Because we are only going to pick 6 values, we are not picking 3. Because we want the sum of the picked values to be the highest, we want the sum of the unpicked values to be the lowest. This is fairly obvious, and shouldn't require any explanation.

However, if we pick 1, 2, and 3 as our 'unpicked' values, we are going to run into a problem. We won't be able to pick a value for row1, because we 'unpicked' all the values in that row.

What ends up being best is to take the 3 lowest values, unless they are 3 in a row, then take the 2 lowest, and the 4th lowest value. This works great and is fairly fast at solving this.

**Stats Question 1:**Let's say I randomly generate a matrix with values between 3 and 18 by rolling 3 six-sided dice. I generate nine such sets, and that makes up the matrix. What I want to know, is what is the mean value of the 'best picks' in the matrix. I have a computer running right now to calculate this, but it's going to take it about 6 days to finish. The computers no speed demon, and I could potentially get more performance, but I'm fine waiting on the numbers.
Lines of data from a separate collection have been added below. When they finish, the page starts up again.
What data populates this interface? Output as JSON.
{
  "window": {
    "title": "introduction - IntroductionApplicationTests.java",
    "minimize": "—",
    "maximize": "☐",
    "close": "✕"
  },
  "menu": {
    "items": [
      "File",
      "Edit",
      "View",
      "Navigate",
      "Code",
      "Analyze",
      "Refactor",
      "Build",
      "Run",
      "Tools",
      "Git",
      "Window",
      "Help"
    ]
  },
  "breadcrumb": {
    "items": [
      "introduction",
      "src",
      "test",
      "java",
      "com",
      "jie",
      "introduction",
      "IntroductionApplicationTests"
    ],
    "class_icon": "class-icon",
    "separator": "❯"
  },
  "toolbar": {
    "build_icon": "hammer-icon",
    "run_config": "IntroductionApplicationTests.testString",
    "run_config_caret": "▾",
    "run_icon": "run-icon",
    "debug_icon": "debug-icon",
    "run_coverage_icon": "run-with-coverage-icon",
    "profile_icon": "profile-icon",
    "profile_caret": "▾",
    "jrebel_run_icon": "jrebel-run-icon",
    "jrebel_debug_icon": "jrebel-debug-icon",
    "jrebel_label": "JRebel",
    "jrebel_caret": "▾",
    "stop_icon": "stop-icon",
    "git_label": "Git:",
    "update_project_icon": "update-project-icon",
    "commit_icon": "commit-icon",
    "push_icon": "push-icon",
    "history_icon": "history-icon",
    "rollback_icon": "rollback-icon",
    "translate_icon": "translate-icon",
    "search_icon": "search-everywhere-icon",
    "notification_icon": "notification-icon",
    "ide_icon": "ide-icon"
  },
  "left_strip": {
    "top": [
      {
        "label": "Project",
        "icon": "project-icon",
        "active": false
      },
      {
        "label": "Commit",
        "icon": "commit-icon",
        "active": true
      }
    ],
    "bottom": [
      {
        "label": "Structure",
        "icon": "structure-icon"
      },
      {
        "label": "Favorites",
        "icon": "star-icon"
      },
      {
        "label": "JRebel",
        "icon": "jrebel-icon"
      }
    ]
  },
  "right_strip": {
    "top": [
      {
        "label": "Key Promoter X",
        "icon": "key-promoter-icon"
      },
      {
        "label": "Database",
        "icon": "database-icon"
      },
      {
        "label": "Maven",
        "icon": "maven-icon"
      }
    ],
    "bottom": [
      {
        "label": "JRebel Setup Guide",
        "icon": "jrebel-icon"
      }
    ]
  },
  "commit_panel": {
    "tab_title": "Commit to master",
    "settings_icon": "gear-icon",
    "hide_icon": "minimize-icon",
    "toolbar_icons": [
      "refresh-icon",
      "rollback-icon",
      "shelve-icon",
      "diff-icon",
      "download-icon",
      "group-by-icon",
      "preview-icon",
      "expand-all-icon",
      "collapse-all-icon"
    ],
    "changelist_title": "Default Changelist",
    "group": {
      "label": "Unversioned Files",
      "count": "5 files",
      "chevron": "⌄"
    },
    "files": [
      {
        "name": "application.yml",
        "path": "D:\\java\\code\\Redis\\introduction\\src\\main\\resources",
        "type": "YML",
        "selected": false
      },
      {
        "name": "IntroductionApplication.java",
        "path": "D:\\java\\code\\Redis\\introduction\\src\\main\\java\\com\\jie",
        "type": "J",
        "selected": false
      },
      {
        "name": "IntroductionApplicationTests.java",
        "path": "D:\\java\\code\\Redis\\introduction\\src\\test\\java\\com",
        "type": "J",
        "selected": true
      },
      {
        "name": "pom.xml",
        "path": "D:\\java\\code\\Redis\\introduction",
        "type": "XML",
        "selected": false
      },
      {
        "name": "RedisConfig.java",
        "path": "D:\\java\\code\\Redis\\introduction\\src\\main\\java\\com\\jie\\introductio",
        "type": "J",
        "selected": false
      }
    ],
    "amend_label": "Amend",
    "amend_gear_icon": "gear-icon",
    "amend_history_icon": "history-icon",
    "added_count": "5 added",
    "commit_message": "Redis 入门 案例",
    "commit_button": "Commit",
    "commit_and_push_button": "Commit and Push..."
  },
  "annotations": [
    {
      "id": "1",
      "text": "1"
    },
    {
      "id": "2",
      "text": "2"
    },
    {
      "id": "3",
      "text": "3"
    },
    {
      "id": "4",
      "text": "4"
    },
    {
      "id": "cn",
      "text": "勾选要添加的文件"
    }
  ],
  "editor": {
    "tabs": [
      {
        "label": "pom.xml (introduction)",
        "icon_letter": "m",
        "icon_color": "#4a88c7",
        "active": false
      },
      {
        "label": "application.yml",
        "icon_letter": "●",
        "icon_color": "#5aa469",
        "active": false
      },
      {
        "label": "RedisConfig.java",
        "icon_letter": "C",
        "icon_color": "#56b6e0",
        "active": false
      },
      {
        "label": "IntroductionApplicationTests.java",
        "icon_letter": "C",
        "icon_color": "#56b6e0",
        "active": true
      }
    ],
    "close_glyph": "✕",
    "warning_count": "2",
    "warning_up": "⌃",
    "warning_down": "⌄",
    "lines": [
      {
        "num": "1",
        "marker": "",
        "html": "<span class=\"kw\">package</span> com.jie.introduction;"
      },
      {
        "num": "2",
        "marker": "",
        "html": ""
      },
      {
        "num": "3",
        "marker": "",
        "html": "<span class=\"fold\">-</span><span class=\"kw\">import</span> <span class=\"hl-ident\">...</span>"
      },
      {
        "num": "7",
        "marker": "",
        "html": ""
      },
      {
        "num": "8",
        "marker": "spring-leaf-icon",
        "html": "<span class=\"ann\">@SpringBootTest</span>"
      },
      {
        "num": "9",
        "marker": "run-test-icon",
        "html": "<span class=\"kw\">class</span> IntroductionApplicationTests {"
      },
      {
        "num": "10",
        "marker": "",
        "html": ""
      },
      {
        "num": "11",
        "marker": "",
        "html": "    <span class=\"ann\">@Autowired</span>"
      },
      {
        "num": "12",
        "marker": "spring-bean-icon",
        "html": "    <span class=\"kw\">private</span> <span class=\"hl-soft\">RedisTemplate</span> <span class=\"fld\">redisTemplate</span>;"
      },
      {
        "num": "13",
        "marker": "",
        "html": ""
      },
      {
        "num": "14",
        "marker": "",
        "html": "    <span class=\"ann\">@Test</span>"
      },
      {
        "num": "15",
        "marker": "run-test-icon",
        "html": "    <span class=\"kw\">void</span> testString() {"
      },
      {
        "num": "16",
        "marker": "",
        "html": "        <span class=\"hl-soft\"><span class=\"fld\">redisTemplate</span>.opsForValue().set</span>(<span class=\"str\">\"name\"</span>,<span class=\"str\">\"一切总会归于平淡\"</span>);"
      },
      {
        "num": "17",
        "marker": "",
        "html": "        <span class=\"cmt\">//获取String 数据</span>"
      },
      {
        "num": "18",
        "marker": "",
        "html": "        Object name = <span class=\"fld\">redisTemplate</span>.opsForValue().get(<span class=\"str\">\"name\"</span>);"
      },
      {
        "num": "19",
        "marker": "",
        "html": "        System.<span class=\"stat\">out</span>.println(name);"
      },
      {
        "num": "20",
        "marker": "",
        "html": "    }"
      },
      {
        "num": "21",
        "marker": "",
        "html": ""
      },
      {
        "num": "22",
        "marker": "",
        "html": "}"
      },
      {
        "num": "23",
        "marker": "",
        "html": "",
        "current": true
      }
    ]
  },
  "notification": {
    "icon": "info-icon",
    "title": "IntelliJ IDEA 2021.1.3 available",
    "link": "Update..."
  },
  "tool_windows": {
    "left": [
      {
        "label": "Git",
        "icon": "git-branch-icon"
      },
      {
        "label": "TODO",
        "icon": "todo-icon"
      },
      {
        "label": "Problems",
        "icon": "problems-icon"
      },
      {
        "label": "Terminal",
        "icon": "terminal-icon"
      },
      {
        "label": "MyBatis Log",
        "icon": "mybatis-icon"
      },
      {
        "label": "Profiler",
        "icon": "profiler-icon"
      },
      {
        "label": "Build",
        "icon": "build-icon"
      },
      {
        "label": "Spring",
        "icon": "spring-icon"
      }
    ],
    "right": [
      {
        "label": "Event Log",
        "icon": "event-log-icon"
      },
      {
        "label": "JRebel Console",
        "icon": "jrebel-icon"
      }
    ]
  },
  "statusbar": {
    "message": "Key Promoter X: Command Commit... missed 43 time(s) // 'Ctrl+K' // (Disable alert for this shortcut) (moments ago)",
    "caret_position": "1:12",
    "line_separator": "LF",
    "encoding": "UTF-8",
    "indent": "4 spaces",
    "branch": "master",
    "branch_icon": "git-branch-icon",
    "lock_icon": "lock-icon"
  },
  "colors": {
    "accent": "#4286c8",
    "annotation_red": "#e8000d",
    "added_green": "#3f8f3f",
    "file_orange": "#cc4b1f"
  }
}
That is, unless there's something obvious I'm missing that would give me an estimate of that average.

I know the value is greater than the mean of 3d6, but less than the max. It's something > 10.5 obviously, but not by a lot.

**Case 4**(4x4)

So for the 2x2, the solution is the sum. For the 3x3, the fastest way I've found is to grab the 3 or 4 lowest values and pick everything else. In both cases, there's some 'simplification' that can be performed to make solving these problems easier.

For a 4x4 matrix, I have no easy tricks so far. My most effective solution has been to go through each and every possible pick order, and then take the highest total. What I mean by that is I go through 8! different possible orders, and take the highest value. Col 1, Col 2, Col 3, Col4, Row 1, Row 2, Row 3, Row 4, then Col 1, Col 2, Col 3, Col4, Row 1, Row 2, Row 4, Row 3. This continues till the end.

There's a very minor shortcut wherein you exit out if you ever get a value that is equal to the sum of the largest 8 values, but that's not really consequential in terms of computational speed. I actually found the program ran faster without checking, so I removed that case.

The same computer can solve 5,000 3x3s or 1 4x4 in about the same time. Further complicating things... the problem I'm trying to solve is also slightly more complex for the 4x4.

**Stat Question 2:**I want to find the average value for the 4x4 matrix where each cell contains the value of the sum of 4 different 4 sided dice. Using my above algorithm to find answers, and using the same methodology of the 3x3, it would take my same computer 1.5 billion YEARS to finish and give me back the average.

In this case it's fairly obvious to me that the average is > 10, because you're going to pick 'more larger numbers' than smaller numbers... but once again, I'm not sure by how much.

I'm sure there's more clarification I can make if necessary... Thanks to anyone that feels like responding.